Не так-то было просто и легко управлять опасными инстинктами богатых гуляк, волною внезапного буйства вдруг пробуждавшимися в них. Но Лотика – ловкая, холодная и проницательно-умная женщина, обладавшая истинно мужской хваткой, укрощала любой порыв неистовства и страсти то властью своей неотразимой красоты, то силой лукавства и отваги, при этом с каждым сохраняя должную дистанцию, что еще сильнее распаляло страсти и делало ее во стократ притягательней. Как тореадор, играла она самыми низменными их инстинктами в минуту опасного пьяного разгула, ибо давно уже распознала и легко подобрала ключи к нехитрой природе диких порывов своих посетителей, к слабым струнам их грубых и чувствительных сердец. Распаляя и дразня, она увлекала обещанием многого, уступая лишь в малости или, вернее, совсем избегая уплаты, ибо их пыл все равно невозможно было ничем остудить и в конце концов они должны были довольствоваться малым. Лотика по большей части обращалась с гостями как с больными, страдающими приступами умопомрачения. И все же при всей сомнительности и неблаговидности своего занятия она оставалась женщиной доброй и отзывчивой, способной приободрить и выручить сверх меры промотавшегося игрока или кутилу. Одурачивая заведомо дурные головы, обманывая тех, кто жаждал обмана, Лотика, собственно, отбирала у них только то, что они и так выбросили бы на ветер. Правда, зарабатывала она много, свято блюла свою выгоду и в первые же годы сколотила изрядное состояние, но в то же время могла великодушно списать долг и простить убыток. Одаривая нищих и убогих, она незаметно и чрезвычайно деликатно помогала разорившимся семьям, сиротам и вдовам из богатых домов, всей этой «стыдливой бедноте», не осмеливающейся просить и стесняющейся принимать милостыню. Она делала это с тем же искусством, с каким управляла гостиницей и удерживала на расстоянии пьяных, похотливых и настырных гостей, опустошая их кошельки, увертываясь от их домогательств и все же не отвергая их окончательно и бесповоротно.

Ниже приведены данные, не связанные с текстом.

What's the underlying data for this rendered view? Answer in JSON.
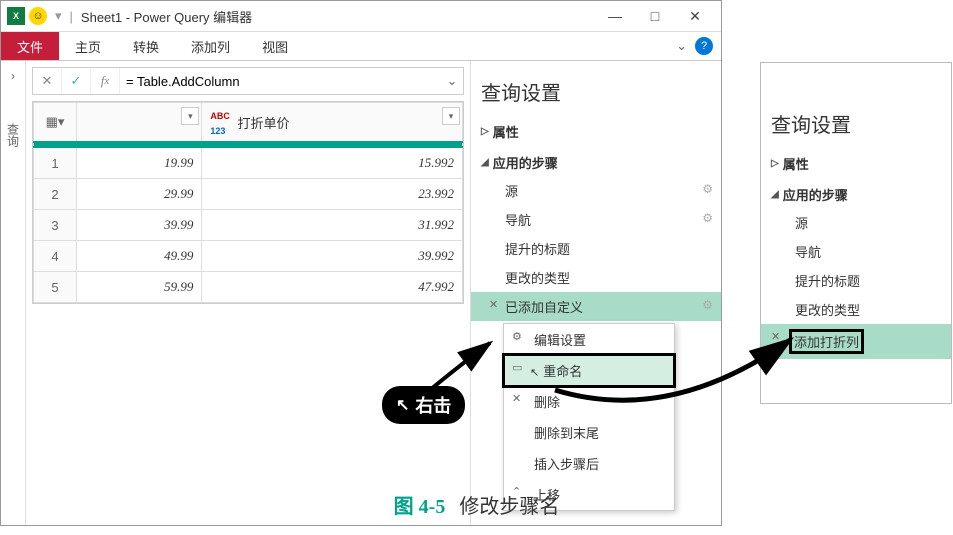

Людям, знающим жизнь и знакомым с историей, не раз случалось пожалеть о том, что судьба отвела Лотике столь узкое и низменное поле деятельности. Попади она в иные обстоятельства, кто знает, кем могла бы стать и что дала бы миру эта мудрая, добросердечная и самоотверженная женщина, алчная и в то же время бескорыстная, прекрасная и обольстительная и одновременно непорочная и бесстрастная, – безвестная хозяйка провинциальной гостиницы, с неистощимой изобретательностью опустошавшая карманы своих пылких вышеградских воздыхателей. Может быть, она стала бы одной из тех великих женщин, которые вошли в историю, женщин, управлявших судьбами прославленных фамилий, дворов или даже держав и, подобно доброму гению, приносивших счастье.
В то время, то есть около 1885 года, когда Лотика была в полном расцвете молодости и красоты, немало сынков местных богачей с утра до ночи торчало в гостинице, в том самом привилегированном зале за дверью матового стекла. Под вечер, сонные, усталые и непротрезвившиеся еще с прошлой ночи, пригревшись у печки, они впадали в тяжелую дремоту, забывая, где они, почему и кого ждут. Пользуясь минутой затишья, Лотика поднималась наверх в комнатку второго этажа, предназначенную для прислуги, но превращенную ею в «канцелярию», куда не допускался решительно никто. Узкая комната была битком набита мебелью, фотографиями, золотыми, серебряными и хрустальными безделушками. Здесь же за шторой находился ее зеленый несгораемый шкаф и маленький письменный стол, заваленный грудами бумаг, извещений, расписок, счетов, немецких газет, вырезок с курсами акций и бюллетенями лотерейных тиражей.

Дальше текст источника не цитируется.